There was much excitement recently when American investment giant Vanguard announced that it would enter the British fund market in 2009. Vanguard already had more than $1 trillion of assets under management, but it wasn’t the size of its business that caused the stir.
Vanguard is exceptional because it’s a ‘mutual’, owned by its clients and managed in their interests, rather than being a profit generator for an investment company. As a result, fees and charges (at least in the US) are rock bottom, and this makes a big difference to investor returns over the long term. It also introduced the index tracker, an idea close to the hearts of many Fools.
Bogle’s discovery
Vanguard was founded in 1975 by John C (Jack) Bogle, and the trackers he pioneered followed from his thesis at Princeton on the performance of fund managers. Bogle found that on average, fund managers fail to beat the market. Which is logical, since they are the market, but it’s a fact that to this day continues to surprise people who pay fund managers to outperform.
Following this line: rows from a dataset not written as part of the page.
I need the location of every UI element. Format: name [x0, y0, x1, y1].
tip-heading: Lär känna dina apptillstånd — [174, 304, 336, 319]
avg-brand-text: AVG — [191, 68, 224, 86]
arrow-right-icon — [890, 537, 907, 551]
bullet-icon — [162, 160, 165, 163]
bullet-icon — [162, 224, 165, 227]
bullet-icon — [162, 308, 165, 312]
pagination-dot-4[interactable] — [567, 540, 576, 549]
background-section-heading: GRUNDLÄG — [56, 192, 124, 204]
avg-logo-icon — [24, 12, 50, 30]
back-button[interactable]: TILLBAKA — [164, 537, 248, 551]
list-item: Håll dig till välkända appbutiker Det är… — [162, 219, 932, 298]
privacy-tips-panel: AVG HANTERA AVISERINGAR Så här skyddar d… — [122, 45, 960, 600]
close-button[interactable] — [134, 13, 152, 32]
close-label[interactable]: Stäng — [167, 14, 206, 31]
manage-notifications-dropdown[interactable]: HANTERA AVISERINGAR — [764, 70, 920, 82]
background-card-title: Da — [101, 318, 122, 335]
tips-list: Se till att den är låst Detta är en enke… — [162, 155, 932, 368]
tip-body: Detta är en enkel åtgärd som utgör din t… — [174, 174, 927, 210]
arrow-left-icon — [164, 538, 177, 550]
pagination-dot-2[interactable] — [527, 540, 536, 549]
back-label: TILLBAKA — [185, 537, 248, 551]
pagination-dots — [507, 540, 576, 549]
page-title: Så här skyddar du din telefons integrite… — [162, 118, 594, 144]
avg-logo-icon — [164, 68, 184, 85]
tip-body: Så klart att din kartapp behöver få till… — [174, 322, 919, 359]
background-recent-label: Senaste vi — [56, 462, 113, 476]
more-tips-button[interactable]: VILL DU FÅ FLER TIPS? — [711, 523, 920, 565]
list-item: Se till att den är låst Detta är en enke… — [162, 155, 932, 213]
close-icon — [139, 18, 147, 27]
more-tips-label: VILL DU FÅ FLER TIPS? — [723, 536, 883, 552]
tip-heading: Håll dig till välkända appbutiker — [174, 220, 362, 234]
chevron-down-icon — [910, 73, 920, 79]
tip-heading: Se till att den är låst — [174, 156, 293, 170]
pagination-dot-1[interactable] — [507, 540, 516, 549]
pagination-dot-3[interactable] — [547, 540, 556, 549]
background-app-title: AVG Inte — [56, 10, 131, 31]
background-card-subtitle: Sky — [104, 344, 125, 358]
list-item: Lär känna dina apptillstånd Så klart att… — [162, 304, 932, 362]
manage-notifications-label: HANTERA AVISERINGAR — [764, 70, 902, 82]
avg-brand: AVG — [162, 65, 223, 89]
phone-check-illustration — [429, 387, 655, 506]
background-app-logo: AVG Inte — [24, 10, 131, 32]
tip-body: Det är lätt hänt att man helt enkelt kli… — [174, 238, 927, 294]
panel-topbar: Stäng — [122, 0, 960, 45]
The consequences of this single nugget of wisdom are profound: Instead of spending time and effort on ultimately futile attempts to beat the market, we should be content with market returns, and simply buy the market. To use Bogle’s analogy, if you can’t find the needle in the haystack, buy the haystack.
And if you’re getting market returns, you shouldn’t pay a premium for the privilege. That mean no chunky fees for investment managers. It also means minimising your trading, as transaction costs erode your returns over time.
Your timing’s a little off…
A corollary of this concept is that we shouldn’t try to time the markets, simply because we can’t do that with any consistency. Just allocate your assets as appropriate between the different asset classes — equities, bonds, etc — and leave them alone.
In an interview with Bloomberg in January, he paraphrased from Macbeth: “The daily and momentary movements of the stock market are like a tale told by an idiot, full of sound and fury, signifying nothing”.
His book, Enough: True Measures of Money, Business, and Life, discusses the excesses and delusions that led to the financial crisis, and role that money plays in our lives. Bogle is the antithesis of the archetypal ‘fat cat’ financier; he lives modestly, derives no joy from spending, and built his career by putting his clients’ wellbeing first.